Revamping a design system that cut handoff from 2 weeks to 2 days

2024 - 2025

Switch is a consumer AI app with a global user base of more than one million people. As the company prepared for the launch of the AI Phone Agent, the product needed to scale across multiple markets with different languages, expectations, and device conventions.

I led collaboration with design literate engineers to overhaul the design system so we could ship new AI features fast while maintaining a consistent and trustworthy experience everywhere.

Details
Switch
Product Design Lead
4 months
CEO, 2 Design Engineers, CX & Marketing Team
Visit
Problem

The product experience had grown unevenly over time.

  • Fragmented UI across platforms
  • Differences in interface patterns between regions
  • Slow implementation and high engineering rework
  • No aligned system for new onboarding, pricing, or AI flows
  • Web and mobile used separate component paradigms

To scale globally, Switch needed a unified design foundation that worked for every market, existing and new.

Solution

A cross platform design system that adapts to multiple markets without compromising identity.

  • Unified design tokens for layout, type, spacing, and color
  • Reusable components in both Figma and code
  • Global ready patterns for onboarding, billing, and new AI features
  • Documentation that supported easy adoption across teams

The system enabled speed while supporting growth into new regions.

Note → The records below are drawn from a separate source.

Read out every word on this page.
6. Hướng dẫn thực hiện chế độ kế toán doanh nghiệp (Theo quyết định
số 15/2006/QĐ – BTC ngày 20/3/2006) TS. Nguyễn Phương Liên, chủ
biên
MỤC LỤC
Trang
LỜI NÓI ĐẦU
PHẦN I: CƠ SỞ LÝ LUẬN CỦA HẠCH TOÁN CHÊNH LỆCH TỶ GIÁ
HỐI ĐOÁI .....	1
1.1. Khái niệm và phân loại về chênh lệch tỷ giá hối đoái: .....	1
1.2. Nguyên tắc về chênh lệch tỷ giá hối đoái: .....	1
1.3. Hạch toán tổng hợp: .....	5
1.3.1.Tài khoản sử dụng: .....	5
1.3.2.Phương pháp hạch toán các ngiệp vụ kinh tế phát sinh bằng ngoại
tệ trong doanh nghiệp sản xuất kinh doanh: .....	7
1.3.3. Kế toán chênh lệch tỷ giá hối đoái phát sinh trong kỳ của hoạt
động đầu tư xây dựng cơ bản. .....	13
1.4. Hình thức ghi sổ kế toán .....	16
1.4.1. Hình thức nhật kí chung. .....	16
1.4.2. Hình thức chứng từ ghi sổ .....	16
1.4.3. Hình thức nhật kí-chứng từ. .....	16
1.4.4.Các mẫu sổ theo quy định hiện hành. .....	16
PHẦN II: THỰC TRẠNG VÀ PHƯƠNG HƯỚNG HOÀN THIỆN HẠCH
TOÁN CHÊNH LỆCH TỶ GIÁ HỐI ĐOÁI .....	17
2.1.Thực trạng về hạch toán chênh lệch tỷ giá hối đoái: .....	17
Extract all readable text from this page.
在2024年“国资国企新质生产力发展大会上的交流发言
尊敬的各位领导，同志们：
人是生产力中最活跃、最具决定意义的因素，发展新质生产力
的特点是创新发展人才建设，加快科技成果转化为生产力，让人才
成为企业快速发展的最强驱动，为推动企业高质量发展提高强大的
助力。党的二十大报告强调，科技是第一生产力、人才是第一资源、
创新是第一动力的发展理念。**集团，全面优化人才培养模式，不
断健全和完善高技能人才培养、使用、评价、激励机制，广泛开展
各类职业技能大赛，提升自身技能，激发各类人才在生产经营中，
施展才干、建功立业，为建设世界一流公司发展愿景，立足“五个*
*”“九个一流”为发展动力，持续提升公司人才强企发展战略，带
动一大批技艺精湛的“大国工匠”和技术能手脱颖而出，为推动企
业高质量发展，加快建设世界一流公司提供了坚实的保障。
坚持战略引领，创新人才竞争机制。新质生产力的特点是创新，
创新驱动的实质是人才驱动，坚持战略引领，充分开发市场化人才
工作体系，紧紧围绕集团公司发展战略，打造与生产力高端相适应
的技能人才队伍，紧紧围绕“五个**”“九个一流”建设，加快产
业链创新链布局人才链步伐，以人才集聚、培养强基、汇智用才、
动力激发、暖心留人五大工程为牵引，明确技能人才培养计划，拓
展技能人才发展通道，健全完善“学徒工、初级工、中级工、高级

A system that adapts across markets gives users a consistent identity, even when the product evolves rapidly.

Impact
  • Handoff and QA reduced from 2 weeks to 1 to 2 days
  • Weekly AI feature releases without design slowdowns
  • Better consistency across all markets
  • Engineers now begin every project by checking the design system first
Learnings
  • A strong design system doesn’t just clean up the UI, it speeds up how the whole team works.
  • Designing for AI means designing for the edge cases: retries, errors, and scheduling mistakes are just as important as the easy or “happy path.”
  • Leading this solo taught me how to balance hands-on component work with getting buy-in and adoption across engineering.